佐世保市への内容は(1)HTBの固定資産税相当額を奨励金として10年間交付することを保証(2)テーマパーク事業を縮小した場合でも奨励金を減額しない(3)HTB内の分譲住宅地「ワッセナー」の私道を市道にする−が柱。
末竹健志副市長は取材に対し、「明確な回答期限は示されなかったが、前向きに検討したい」と述べた。市は奨励金交付を要綱で定め新年度当初予算案に盛り込む方針で、週明けにも開かれる市議会全員協議会で説明する考え。
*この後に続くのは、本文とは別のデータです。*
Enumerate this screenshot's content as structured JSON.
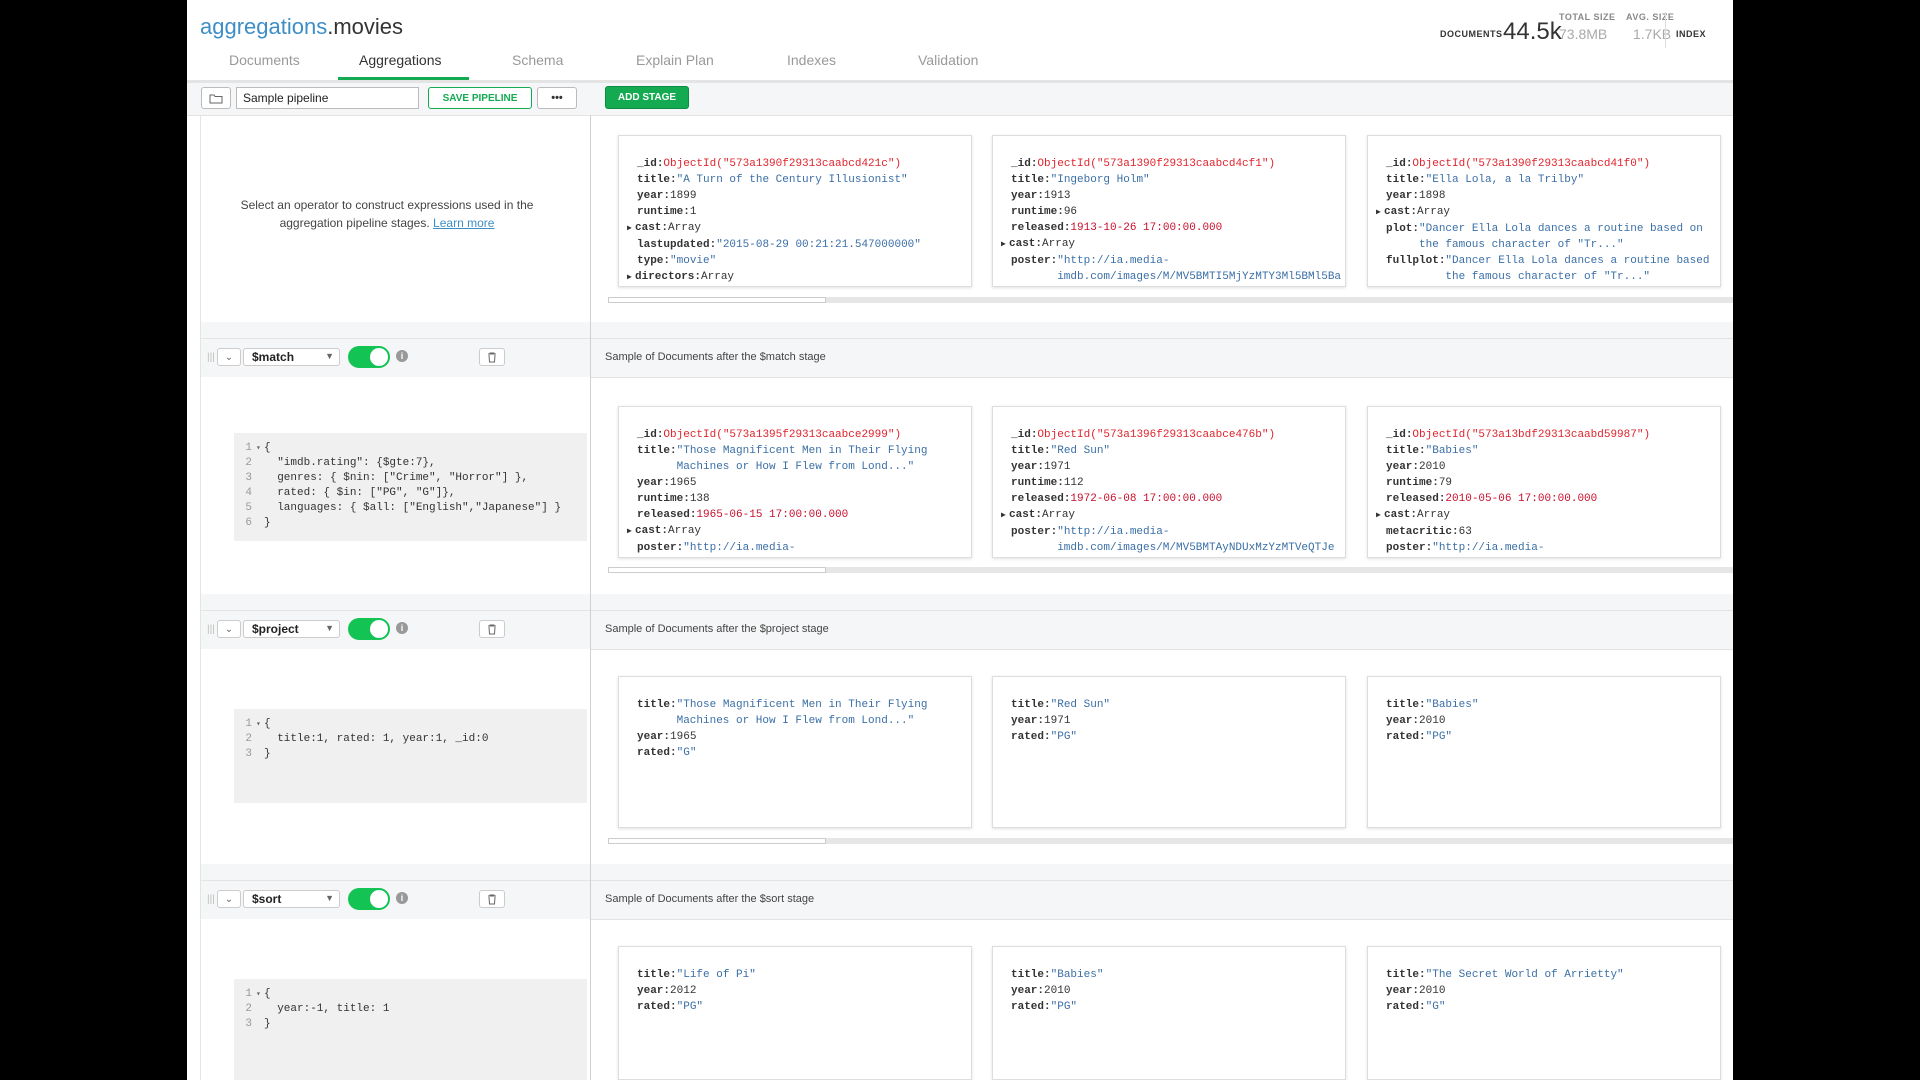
{
  "header": {
    "db": "aggregations",
    "collection": ".movies",
    "documents_label": "DOCUMENTS",
    "documents_value": "44.5k",
    "total_size_label": "TOTAL SIZE",
    "total_size_value": "73.8MB",
    "avg_size_label": "AVG. SIZE",
    "avg_size_value": "1.7KB",
    "indexes_label": "INDEX"
  },
  "tabs": [
    "Documents",
    "Aggregations",
    "Schema",
    "Explain Plan",
    "Indexes",
    "Validation"
  ],
  "toolbar": {
    "pipeline_name": "Sample pipeline",
    "save_label": "SAVE PIPELINE",
    "more_label": "•••",
    "add_stage_label": "ADD STAGE"
  },
  "input_panel": {
    "help_line1": "Select an operator to construct expressions used in the",
    "help_line2": "aggregation pipeline stages.",
    "learn_more": "Learn more"
  },
  "stages": [
    {
      "operator": "$match",
      "sample_label": "Sample of Documents after the $match stage",
      "code": [
        {
          "n": "1",
          "fold": "▾",
          "text": "{"
        },
        {
          "n": "2",
          "fold": "",
          "text": "  \"imdb.rating\": {$gte:7},"
        },
        {
          "n": "3",
          "fold": "",
          "text": "  genres: { $nin: [\"Crime\", \"Horror\"] },"
        },
        {
          "n": "4",
          "fold": "",
          "text": "  rated: { $in: [\"PG\", \"G\"]},"
        },
        {
          "n": "5",
          "fold": "",
          "text": "  languages: { $all: [\"English\",\"Japanese\"] }"
        },
        {
          "n": "6",
          "fold": "",
          "text": "}"
        }
      ]
    },
    {
      "operator": "$project",
      "sample_label": "Sample of Documents after the $project stage",
      "code": [
        {
          "n": "1",
          "fold": "▾",
          "text": "{"
        },
        {
          "n": "2",
          "fold": "",
          "text": "  title:1, rated: 1, year:1, _id:0"
        },
        {
          "n": "3",
          "fold": "",
          "text": "}"
        }
      ]
    },
    {
      "operator": "$sort",
      "sample_label": "Sample of Documents after the $sort stage",
      "code": [
        {
          "n": "1",
          "fold": "▾",
          "text": "{"
        },
        {
          "n": "2",
          "fold": "",
          "text": "  year:-1, title: 1"
        },
        {
          "n": "3",
          "fold": "",
          "text": "}"
        }
      ]
    }
  ],
  "document_rows": [
    [
      [
        {
          "k": "_id",
          "v": "ObjectId(\"573a1390f29313caabcd421c\")",
          "t": "oid"
        },
        {
          "k": "title",
          "v": "\"A Turn of the Century Illusionist\"",
          "t": "str"
        },
        {
          "k": "year",
          "v": "1899",
          "t": "num"
        },
        {
          "k": "runtime",
          "v": "1",
          "t": "num"
        },
        {
          "k": "cast",
          "v": "Array",
          "t": "num",
          "arrow": true
        },
        {
          "k": "lastupdated",
          "v": "\"2015-08-29 00:21:21.547000000\"",
          "t": "str"
        },
        {
          "k": "type",
          "v": "\"movie\"",
          "t": "str"
        },
        {
          "k": "directors",
          "v": "Array",
          "t": "num",
          "arrow": true
        }
      ],
      [
        {
          "k": "_id",
          "v": "ObjectId(\"573a1390f29313caabcd4cf1\")",
          "t": "oid"
        },
        {
          "k": "title",
          "v": "\"Ingeborg Holm\"",
          "t": "str"
        },
        {
          "k": "year",
          "v": "1913",
          "t": "num"
        },
        {
          "k": "runtime",
          "v": "96",
          "t": "num"
        },
        {
          "k": "released",
          "v": "1913-10-26 17:00:00.000",
          "t": "date"
        },
        {
          "k": "cast",
          "v": "Array",
          "t": "num",
          "arrow": true
        },
        {
          "k": "poster",
          "v": "\"http://ia.media-",
          "t": "str",
          "cont": "imdb.com/images/M/MV5BMTI5MjYzMTY3Ml5BMl5Ba"
        }
      ],
      [
        {
          "k": "_id",
          "v": "ObjectId(\"573a1390f29313caabcd41f0\")",
          "t": "oid"
        },
        {
          "k": "title",
          "v": "\"Ella Lola, a la Trilby\"",
          "t": "str"
        },
        {
          "k": "year",
          "v": "1898",
          "t": "num"
        },
        {
          "k": "cast",
          "v": "Array",
          "t": "num",
          "arrow": true
        },
        {
          "k": "plot",
          "v": "\"Dancer Ella Lola dances a routine based on",
          "t": "str",
          "cont": "the famous character of \"Tr...\""
        },
        {
          "k": "fullplot",
          "v": "\"Dancer Ella Lola dances a routine based",
          "t": "str",
          "cont": "the famous character of \"Tr...\""
        }
      ]
    ],
    [
      [
        {
          "k": "_id",
          "v": "ObjectId(\"573a1395f29313caabce2999\")",
          "t": "oid"
        },
        {
          "k": "title",
          "v": "\"Those Magnificent Men in Their Flying",
          "t": "str",
          "cont": "Machines or How I Flew from Lond...\""
        },
        {
          "k": "year",
          "v": "1965",
          "t": "num"
        },
        {
          "k": "runtime",
          "v": "138",
          "t": "num"
        },
        {
          "k": "released",
          "v": "1965-06-15 17:00:00.000",
          "t": "date"
        },
        {
          "k": "cast",
          "v": "Array",
          "t": "num",
          "arrow": true
        },
        {
          "k": "poster",
          "v": "\"http://ia.media-",
          "t": "str"
        }
      ],
      [
        {
          "k": "_id",
          "v": "ObjectId(\"573a1396f29313caabce476b\")",
          "t": "oid"
        },
        {
          "k": "title",
          "v": "\"Red Sun\"",
          "t": "str"
        },
        {
          "k": "year",
          "v": "1971",
          "t": "num"
        },
        {
          "k": "runtime",
          "v": "112",
          "t": "num"
        },
        {
          "k": "released",
          "v": "1972-06-08 17:00:00.000",
          "t": "date"
        },
        {
          "k": "cast",
          "v": "Array",
          "t": "num",
          "arrow": true
        },
        {
          "k": "poster",
          "v": "\"http://ia.media-",
          "t": "str",
          "cont": "imdb.com/images/M/MV5BMTAyNDUxMzYzMTVeQTJe"
        }
      ],
      [
        {
          "k": "_id",
          "v": "ObjectId(\"573a13bdf29313caabd59987\")",
          "t": "oid"
        },
        {
          "k": "title",
          "v": "\"Babies\"",
          "t": "str"
        },
        {
          "k": "year",
          "v": "2010",
          "t": "num"
        },
        {
          "k": "runtime",
          "v": "79",
          "t": "num"
        },
        {
          "k": "released",
          "v": "2010-05-06 17:00:00.000",
          "t": "date"
        },
        {
          "k": "cast",
          "v": "Array",
          "t": "num",
          "arrow": true
        },
        {
          "k": "metacritic",
          "v": "63",
          "t": "num"
        },
        {
          "k": "poster",
          "v": "\"http://ia.media-",
          "t": "str"
        }
      ]
    ],
    [
      [
        {
          "k": "title",
          "v": "\"Those Magnificent Men in Their Flying",
          "t": "str",
          "cont": "Machines or How I Flew from Lond...\""
        },
        {
          "k": "year",
          "v": "1965",
          "t": "num"
        },
        {
          "k": "rated",
          "v": "\"G\"",
          "t": "str"
        }
      ],
      [
        {
          "k": "title",
          "v": "\"Red Sun\"",
          "t": "str"
        },
        {
          "k": "year",
          "v": "1971",
          "t": "num"
        },
        {
          "k": "rated",
          "v": "\"PG\"",
          "t": "str"
        }
      ],
      [
        {
          "k": "title",
          "v": "\"Babies\"",
          "t": "str"
        },
        {
          "k": "year",
          "v": "2010",
          "t": "num"
        },
        {
          "k": "rated",
          "v": "\"PG\"",
          "t": "str"
        }
      ]
    ],
    [
      [
        {
          "k": "title",
          "v": "\"Life of Pi\"",
          "t": "str"
        },
        {
          "k": "year",
          "v": "2012",
          "t": "num"
        },
        {
          "k": "rated",
          "v": "\"PG\"",
          "t": "str"
        }
      ],
      [
        {
          "k": "title",
          "v": "\"Babies\"",
          "t": "str"
        },
        {
          "k": "year",
          "v": "2010",
          "t": "num"
        },
        {
          "k": "rated",
          "v": "\"PG\"",
          "t": "str"
        }
      ],
      [
        {
          "k": "title",
          "v": "\"The Secret World of Arrietty\"",
          "t": "str"
        },
        {
          "k": "year",
          "v": "2010",
          "t": "num"
        },
        {
          "k": "rated",
          "v": "\"G\"",
          "t": "str"
        }
      ]
    ]
  ],
  "colors": {
    "accent": "#13aa52",
    "link": "#3e8ec6",
    "oid": "#e0242c",
    "string": "#3b6fa6"
  },
  "icons": {
    "folder": "folder-icon",
    "grip": "drag-handle-icon",
    "trash": "trash-icon",
    "info": "info-icon"
  }
}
県への要望はマリーナ地区(マリーナとシャトルハーバー)の公設公営化など。県地域振興部によると、知事は「可能な限り支援する」と答えた。近く書面で回答する。県は同地区の公設公営化には、地区に通じるHTB内の道路の管理も含まれると見ており、同部は市道にするか市と調整する意向。
HISは県と市に対し、施設内での各種行事や催事の実施といった、経済界や取引業者などによる継続的な支援の促進も求めた。
HISは要望に関連し施設内を有料と無料ゾーンに分けたり、アウトレットモール設置などさまざまなアイデアを検討しているもようだ。